Jennifer McCormick, Indiana's last elected superintendent of public instruction, surprised few observers when she confirmed in June that she was switching her party affiliation from Republican to Democratic. Elected in 2016, she was only months into her job when McCormick began to publicly question GOP colleagues' support for public education.
She joined Democratic state Sen. Eddie Melton on a statewide listening tour two years ago and in 2020 announced she would remain at the Department of Education if Democrat Dr. Woody Myers was elected governor and won the right to appoint the first Indiana secretary of education. McCormick joined high-profile Indiana Democrats earlier this year as they toured the state to draw attention to benefits of the American Rescue Plan Act, which was approved without support from any Republican in the state's congressional delegation.
But McCormick isn't the only top education leader to switch sides this year. Oklahoma State Superintendent of Public Instruction Joy Hofmeister announced last week she is switching her party affiliation from Republican to Democrat. She also announced she will challenge GOP incumbent Gov. Kevin Stitt in next year's gubernatorial election.
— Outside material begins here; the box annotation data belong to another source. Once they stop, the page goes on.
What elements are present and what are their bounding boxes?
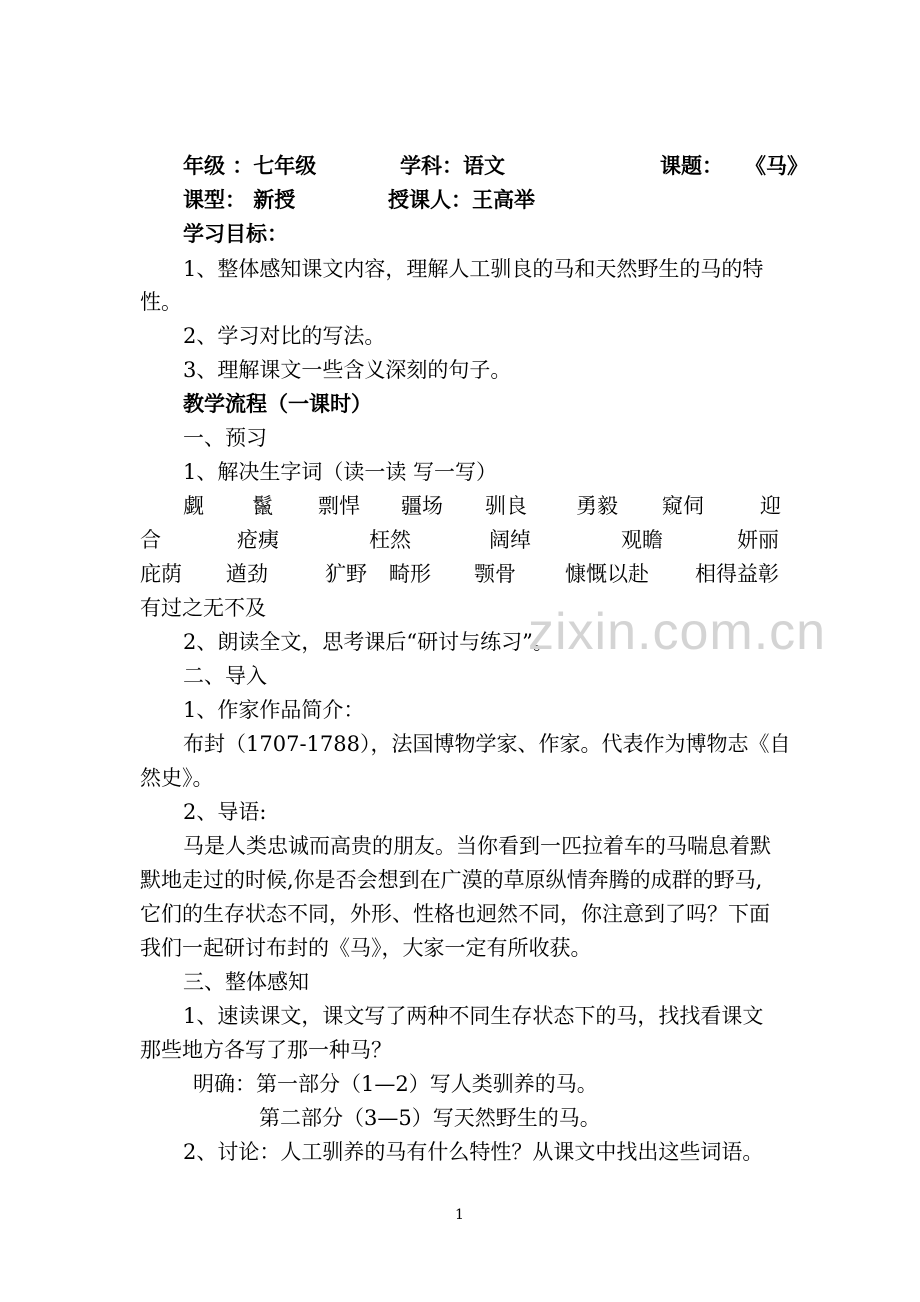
author-intro-line2: 然史》。 <box>140 766 214 790</box>
vocab-word: 迎 <box>760 494 781 518</box>
section-2-item-2: 2、导语: <box>183 800 267 824</box>
section-1-item-2: 2、朗读全文，思考课后“研讨与练习”。 <box>183 630 554 654</box>
goal-2: 2、学习对比的写法。 <box>183 324 386 348</box>
vocab-word: 枉然 <box>369 528 411 552</box>
answer-line2: 第二部分（3—5）写天然野生的马。 <box>259 1106 601 1130</box>
vocab-word: 阔绰 <box>489 528 531 552</box>
vocab-word: 颚骨 <box>474 562 516 586</box>
vocab-word: 剽悍 <box>318 494 360 518</box>
vocab-word: 遒劲 <box>226 562 268 586</box>
goal-1-line2: 性。 <box>140 290 182 314</box>
vocab-word: 合 <box>140 528 161 552</box>
vocab-word: 勇毅 <box>576 494 618 518</box>
vocab-word: 觑 <box>183 494 204 518</box>
section-3-item-1-line2: 那些地方各写了那一种马？ <box>140 1038 392 1062</box>
intro-line4: 我们一起研讨布封的《马》，大家一定有所收获。 <box>140 936 592 960</box>
teacher: 授课人：王高举 <box>388 187 535 212</box>
lesson-type: 课型： 新授 <box>183 187 296 212</box>
topic-value: 《马》 <box>745 153 808 178</box>
intro-line3: 它们的生存状态不同，外形、性格也迥然不同，你注意到了吗？下面 <box>140 902 770 926</box>
vocab-word: 驯良 <box>485 494 527 518</box>
grade-label: 年级 ：七年级 <box>183 153 317 178</box>
vocab-word: 畸形 <box>389 562 431 586</box>
subject-label: 学科：语文 <box>400 153 505 178</box>
vocab-word: 鬣 <box>252 494 273 518</box>
section-3-item-1-line1: 1、速读课文，课文写了两种不同生存状态下的马，找找看课文 <box>183 1004 764 1028</box>
vocab-word: 庇荫 <box>140 562 182 586</box>
goal-3: 3、理解课文一些含义深刻的句子。 <box>183 358 512 382</box>
vocab-word: 疮痍 <box>237 528 279 552</box>
topic-label: 课题： <box>660 153 723 178</box>
vocab-word: 疆场 <box>401 494 443 518</box>
section-1: 一、预习 <box>183 426 267 450</box>
vocab-word: 犷野 <box>325 562 367 586</box>
watermark: zixin.com.cn <box>528 603 827 661</box>
intro-line1: 马是人类忠诚而高贵的朋友。当你看到一匹拉着车的马喘息着默 <box>183 834 771 858</box>
goal-1-line1: 1、整体感知课文内容，理解人工驯良的马和天然野生的马的特 <box>183 257 764 281</box>
vocab-word: 妍丽 <box>737 528 779 552</box>
intro-line2: 默地走过的时候,你是否会想到在广漠的草原纵情奔腾的成群的野马, <box>140 868 763 892</box>
page-number: 1 <box>455 1207 464 1223</box>
author-intro-line1: 布封（1707-1788），法国博物学家、作家。代表作为博物志《自 <box>183 732 791 756</box>
section-3: 三、整体感知 <box>183 970 309 994</box>
goals-heading: 学习目标： <box>183 221 288 246</box>
flow-heading: 教学流程（一课时） <box>183 391 372 416</box>
vocab-word: 慷慨以赴 <box>565 562 649 586</box>
vocab-word: 有过之无不及 <box>140 596 266 620</box>
section-3-item-2: 2、讨论：人工驯养的马有什么特性？从课文中找出这些词语。 <box>183 1140 764 1164</box>
section-2: 二、导入 <box>183 664 267 688</box>
vocab-word: 窥伺 <box>662 494 704 518</box>
vocab-word: 相得益彰 <box>695 562 779 586</box>
section-1-item-1: 1、解决生字词（读一读 写一写） <box>183 460 498 484</box>
vocab-word: 观瞻 <box>621 528 663 552</box>
section-2-item-1: 1、作家作品简介： <box>183 698 365 722</box>
answer-line1: 明确：第一部分（1—2）写人类驯养的马。 <box>193 1072 598 1096</box>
“I am changing parties to run as a Democrat and that is because I also believe in the values of supporting public education, supporting quality and good access to health care, as well as rural infrastructure,” Hofmeister told the Tulsa World in an interview.
In June, McCormick sounded a similar theme in remarks to the Times of Northwest Indiana.
“I know there are Republican voters across Indiana who believe in the ideas to fully fund our public schools and provide our educators the quality of life they deserve, but I have some advice for them: it'll be the Indiana Democrats – not Republican elected officials – who'll get it done,” McCormick said, noting the $2 billion Indiana schools will receive in federal funds under the American Rescue Plan and the state funds supporting teacher pay hikes that would not have been available without federal aid.